Declared capability profiles
The provider-declared side of endpoint description and what it can and cannot prove.
DeclaredCapabilityProfile is the self-declared side of endpoint description. It is the protocol layer that
states what an endpoint claims to support before measured evidence is available.
Schema fields
| Field | Meaning |
|---|---|
endpoint_id | the endpoint this profile applies to |
capabilities | stable capability identifiers the endpoint claims to support |
modalities | the forms of input or output the endpoint claims to handle |
max_context_tokens | the largest context window the endpoint claims to support |
tool_calling.supported | whether the endpoint can perform tool calling |
tool_calling.style | the tool-calling shape: openai, json, or none |
supports_embeddings | whether embedding generation is supported |
platform_constraints | operational constraints that matter to scheduling or compatibility |
What the declared profile is for
The declared profile establishes the eligibility floor:
- missing required capability -> reject
- missing required modality -> reject
- context window too small -> reject
- tool use required but unsupported -> reject
These are hard compatibility questions. They cannot be answered from latency or cost metrics alone.

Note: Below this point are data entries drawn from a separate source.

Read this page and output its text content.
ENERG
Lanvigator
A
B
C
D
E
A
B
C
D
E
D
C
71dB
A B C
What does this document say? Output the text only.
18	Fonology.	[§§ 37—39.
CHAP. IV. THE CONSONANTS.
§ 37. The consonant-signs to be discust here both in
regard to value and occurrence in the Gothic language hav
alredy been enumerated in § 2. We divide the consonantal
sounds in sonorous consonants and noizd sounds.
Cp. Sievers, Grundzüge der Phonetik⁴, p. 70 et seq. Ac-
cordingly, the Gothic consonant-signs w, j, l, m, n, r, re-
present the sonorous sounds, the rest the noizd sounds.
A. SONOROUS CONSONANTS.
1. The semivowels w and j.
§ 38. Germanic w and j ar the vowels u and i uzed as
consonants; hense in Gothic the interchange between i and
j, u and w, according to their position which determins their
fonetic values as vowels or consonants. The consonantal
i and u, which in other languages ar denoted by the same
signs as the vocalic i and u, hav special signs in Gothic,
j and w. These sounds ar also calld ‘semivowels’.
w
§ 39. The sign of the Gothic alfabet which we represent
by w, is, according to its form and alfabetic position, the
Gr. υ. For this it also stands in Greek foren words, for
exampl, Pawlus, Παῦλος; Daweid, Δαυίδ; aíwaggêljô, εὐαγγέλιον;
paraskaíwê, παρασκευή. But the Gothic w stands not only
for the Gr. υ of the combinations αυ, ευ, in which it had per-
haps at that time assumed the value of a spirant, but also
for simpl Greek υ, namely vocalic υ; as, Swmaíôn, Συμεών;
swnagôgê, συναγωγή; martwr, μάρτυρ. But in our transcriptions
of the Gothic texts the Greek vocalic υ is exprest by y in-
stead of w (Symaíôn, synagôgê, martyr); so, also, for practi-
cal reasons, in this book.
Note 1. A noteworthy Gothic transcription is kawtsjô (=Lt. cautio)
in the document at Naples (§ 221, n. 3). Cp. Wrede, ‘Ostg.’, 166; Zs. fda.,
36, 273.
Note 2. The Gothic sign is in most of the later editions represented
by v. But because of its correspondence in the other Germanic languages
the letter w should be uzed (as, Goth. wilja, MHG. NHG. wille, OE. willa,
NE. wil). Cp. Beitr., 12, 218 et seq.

Capabilities vs. modalities
The protocol treats capabilities and modalities as related but distinct:
- a capability names something the endpoint can do
- a modality names the shape of data it can accept or emit
For example, an endpoint might support text chat as a capability but still not support an image modality.
What declared data cannot prove
Declared data is necessary, but it is not enough to prove:
- real latency under production load
- reliability and failure classes
- actual cost behavior
- judge-scored quality
- freshness of current measurements
That is why the protocol also models ObservedPerformanceProfile.
Why the router still needs this layer
A router cannot wait for perfect measurements on every endpoint. The declared layer gives it a baseline compatibility language even when:
- an endpoint is new
- observed data is sparse
- metrics are stale
- benchmarking is incomplete
When no measured evidence exists, the reference router still uses declared compatibility plus neutral scoring defaults to keep routing functional.